What he said — though painful — was something the Lord had already been whispering to me two days earlier.
He pulled up Luke 6:43–45:
“For no good tree bears bad fruit, nor again does a bad tree bear good fruit, for each tree is known by its own fruit. For figs are not gathered from thorn bushes, nor are grapes picked from a bramble bush. The good person out of the good treasure of his heart produces good, and the evil person out of his evil treasure produces evil, for out of the abundance of the heart his mouth speaks.”
It hit me like a brick.
What was coming out of my fight-or-flight response was ugly. It was sinful. And that meant the abundance of my heart was not good.
But why?
How could I respond this way when I want to serve and seek Him? I want to love the Lord and show my children this daily — and yet, in these moments, I am doing the complete opposite.
I had to meditate on this.
I mentioned to my husband that the day before, James 3:10–12 stood out to me — and this conversation only reinforced it.
The next day, I dove deep into these passages. I truly wanted to understand why my heart was producing such harsh responses.
Usually, when I pray for forgiveness, I turn to Psalm 139:23–24:
“Search me, O God, and know my heart! Try me and know my thoughts! And see if there be any grievous way in me, and lead me in the way everlasting!”
That day, my prayer shifted. I asked Him to search me and show me the abundance of my heart.
And He did.
As I prayed, I was reminded of Luke 11:34–36:
“Your eye is the lamp of your body. When your eye is healthy, your whole body is full of light, but when it is bad, your body is full of darkness. Therefore be careful lest the light in you be darkness. If then your whole body is full of light, having no part dark, it will be wholly bright, as when a lamp with its rays gives you light.”
I began to think about the things that I consume through my eyes — relationships, TV, books, social media.
What fills us will eventually spill out.
If we consume things that are negative, impure, or unhelpful, that becomes the abundance of our heart. And that is what will surface in moments of pressure or in these moments of fight-or-flight.
We have to focus on what is pure.
Even if something isn’t inherently bad, if it isn’t edifying, it can still shape our hearts in ways we do not even fully realize.
Philippians 4:8–9:
“Finally, brothers, whatever is true, whatever is honorable, whatever is just, whatever is pure, whatever is lovely, whatever is commendable, if there is any excellence, if there is anything worthy of praise, think about these things.

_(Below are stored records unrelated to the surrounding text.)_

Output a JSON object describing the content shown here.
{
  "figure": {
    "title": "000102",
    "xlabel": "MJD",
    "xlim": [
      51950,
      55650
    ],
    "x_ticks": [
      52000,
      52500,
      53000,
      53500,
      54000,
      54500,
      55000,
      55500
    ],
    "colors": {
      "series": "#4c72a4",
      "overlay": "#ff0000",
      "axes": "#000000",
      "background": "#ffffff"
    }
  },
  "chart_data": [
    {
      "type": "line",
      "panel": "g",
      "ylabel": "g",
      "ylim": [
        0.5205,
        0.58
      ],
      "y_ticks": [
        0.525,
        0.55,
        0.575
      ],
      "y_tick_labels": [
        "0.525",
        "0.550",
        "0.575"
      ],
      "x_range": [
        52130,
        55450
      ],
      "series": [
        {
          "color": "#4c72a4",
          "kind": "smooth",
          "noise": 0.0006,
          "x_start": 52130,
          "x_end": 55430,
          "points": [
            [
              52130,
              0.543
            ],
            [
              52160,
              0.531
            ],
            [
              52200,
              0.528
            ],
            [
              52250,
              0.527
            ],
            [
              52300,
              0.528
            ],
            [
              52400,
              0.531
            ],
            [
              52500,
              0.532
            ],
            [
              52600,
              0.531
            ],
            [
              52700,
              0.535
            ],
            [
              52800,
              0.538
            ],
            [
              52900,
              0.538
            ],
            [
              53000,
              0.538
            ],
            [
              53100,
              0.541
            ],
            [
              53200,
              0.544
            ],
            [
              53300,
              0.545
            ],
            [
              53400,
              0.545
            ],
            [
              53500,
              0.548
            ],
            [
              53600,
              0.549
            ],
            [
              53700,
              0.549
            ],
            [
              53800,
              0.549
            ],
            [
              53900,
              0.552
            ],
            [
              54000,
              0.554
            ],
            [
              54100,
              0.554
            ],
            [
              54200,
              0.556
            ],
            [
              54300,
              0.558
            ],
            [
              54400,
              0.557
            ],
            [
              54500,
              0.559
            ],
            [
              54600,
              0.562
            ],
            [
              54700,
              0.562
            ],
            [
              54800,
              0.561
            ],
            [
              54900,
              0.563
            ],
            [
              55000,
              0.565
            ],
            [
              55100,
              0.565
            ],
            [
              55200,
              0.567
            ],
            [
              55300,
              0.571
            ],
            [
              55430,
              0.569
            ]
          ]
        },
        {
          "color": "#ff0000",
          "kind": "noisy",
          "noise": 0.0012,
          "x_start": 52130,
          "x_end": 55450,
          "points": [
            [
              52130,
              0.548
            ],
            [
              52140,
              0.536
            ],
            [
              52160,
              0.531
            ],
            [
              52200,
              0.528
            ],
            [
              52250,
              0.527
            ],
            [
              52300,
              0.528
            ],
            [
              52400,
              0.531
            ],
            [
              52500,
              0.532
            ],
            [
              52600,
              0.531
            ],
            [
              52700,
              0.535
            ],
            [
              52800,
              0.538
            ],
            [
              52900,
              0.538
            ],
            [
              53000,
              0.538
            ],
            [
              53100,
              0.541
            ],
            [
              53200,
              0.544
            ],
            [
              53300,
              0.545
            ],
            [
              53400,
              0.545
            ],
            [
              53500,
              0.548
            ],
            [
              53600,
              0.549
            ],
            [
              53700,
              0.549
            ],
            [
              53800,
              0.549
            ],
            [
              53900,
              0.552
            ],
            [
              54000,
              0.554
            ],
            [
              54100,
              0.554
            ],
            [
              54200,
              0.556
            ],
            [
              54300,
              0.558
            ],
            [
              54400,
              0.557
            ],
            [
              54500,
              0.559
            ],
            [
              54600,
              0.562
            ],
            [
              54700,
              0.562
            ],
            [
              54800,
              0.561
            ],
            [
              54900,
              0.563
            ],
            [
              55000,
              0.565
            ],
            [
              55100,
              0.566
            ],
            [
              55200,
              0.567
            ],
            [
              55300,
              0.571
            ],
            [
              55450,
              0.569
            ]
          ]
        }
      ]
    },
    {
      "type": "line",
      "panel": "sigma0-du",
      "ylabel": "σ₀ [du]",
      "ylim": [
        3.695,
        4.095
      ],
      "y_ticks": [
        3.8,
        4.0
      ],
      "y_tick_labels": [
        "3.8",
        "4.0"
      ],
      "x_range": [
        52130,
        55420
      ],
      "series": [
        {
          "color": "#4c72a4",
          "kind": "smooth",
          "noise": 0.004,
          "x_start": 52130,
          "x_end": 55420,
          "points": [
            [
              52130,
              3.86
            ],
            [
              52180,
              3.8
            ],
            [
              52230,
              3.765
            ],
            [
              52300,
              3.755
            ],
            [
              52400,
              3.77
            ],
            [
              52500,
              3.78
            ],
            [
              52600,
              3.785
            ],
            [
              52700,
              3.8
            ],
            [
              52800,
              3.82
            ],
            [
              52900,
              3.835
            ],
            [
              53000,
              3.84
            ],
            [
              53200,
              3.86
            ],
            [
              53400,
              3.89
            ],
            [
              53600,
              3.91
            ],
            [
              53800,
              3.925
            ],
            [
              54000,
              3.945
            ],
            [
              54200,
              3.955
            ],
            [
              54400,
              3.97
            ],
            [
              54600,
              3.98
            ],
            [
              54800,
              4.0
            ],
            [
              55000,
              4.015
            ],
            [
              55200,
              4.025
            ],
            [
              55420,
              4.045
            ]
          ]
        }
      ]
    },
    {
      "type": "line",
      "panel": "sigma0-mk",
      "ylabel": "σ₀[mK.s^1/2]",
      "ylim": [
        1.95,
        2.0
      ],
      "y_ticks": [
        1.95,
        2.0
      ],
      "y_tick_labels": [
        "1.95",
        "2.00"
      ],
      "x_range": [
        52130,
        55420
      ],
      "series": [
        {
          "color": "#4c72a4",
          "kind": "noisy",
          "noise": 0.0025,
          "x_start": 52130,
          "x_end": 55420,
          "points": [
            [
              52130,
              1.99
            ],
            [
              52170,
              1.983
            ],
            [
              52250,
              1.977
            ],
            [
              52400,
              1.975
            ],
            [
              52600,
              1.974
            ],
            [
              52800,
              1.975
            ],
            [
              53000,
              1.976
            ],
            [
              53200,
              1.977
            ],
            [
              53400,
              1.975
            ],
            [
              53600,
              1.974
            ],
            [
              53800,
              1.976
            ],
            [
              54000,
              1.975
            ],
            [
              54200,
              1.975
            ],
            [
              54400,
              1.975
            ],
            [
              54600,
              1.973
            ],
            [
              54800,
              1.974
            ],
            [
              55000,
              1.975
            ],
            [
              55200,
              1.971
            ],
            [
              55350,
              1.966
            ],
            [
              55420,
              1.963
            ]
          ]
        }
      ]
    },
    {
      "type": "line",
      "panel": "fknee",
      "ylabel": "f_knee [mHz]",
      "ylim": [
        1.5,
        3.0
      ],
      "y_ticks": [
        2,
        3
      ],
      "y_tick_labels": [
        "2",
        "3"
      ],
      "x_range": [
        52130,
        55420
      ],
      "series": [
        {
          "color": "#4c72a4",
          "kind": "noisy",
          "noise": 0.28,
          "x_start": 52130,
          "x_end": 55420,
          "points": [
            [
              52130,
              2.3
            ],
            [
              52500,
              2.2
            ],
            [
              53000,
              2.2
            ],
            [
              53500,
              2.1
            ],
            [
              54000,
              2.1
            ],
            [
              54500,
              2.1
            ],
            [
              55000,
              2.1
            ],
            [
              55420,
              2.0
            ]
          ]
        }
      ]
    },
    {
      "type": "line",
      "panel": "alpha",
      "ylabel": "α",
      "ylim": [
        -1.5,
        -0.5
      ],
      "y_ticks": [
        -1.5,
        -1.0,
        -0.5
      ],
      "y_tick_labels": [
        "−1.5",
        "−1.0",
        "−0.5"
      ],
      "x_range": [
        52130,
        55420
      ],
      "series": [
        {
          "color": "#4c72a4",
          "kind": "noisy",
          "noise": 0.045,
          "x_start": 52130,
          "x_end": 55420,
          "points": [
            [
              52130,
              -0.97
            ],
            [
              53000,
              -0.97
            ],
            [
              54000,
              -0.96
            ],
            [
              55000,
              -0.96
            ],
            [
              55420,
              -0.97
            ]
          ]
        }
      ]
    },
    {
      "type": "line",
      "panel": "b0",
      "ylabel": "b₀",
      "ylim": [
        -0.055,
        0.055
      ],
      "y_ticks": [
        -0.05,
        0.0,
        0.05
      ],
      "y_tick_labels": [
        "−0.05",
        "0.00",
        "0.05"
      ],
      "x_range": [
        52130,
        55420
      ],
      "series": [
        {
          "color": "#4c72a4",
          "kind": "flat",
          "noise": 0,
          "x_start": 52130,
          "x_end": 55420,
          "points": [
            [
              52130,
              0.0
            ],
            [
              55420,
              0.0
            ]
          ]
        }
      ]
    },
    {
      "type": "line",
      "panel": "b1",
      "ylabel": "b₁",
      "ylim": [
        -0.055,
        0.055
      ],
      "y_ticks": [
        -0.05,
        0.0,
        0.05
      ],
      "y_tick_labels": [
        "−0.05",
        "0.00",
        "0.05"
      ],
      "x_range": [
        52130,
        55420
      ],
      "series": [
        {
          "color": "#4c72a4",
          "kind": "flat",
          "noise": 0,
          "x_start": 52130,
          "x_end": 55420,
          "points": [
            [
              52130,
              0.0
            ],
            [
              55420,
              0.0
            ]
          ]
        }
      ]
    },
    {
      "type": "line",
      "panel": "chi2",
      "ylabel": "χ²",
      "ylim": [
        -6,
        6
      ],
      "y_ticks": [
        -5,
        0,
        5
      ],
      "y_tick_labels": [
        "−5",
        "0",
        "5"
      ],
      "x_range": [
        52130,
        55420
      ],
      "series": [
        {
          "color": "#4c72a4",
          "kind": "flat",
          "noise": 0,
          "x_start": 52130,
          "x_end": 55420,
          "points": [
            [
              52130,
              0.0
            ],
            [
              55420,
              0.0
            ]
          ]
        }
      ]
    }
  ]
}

What you have learned and received and heard and seen in me — practice these things, and the God of peace will be with you.”
Especially in difficult seasons, we must be intentional about what we are feeding our hearts.
In this season, I am learning that exhaustion might be why I go into fight-or-flight — but it does not excuse the overflow of my heart.
If blessing and cursing are coming from the same mouth, something else is going on deeper and needs attention.
And the first thing that needs to be reflected on is what I am allowing my eyes to consume.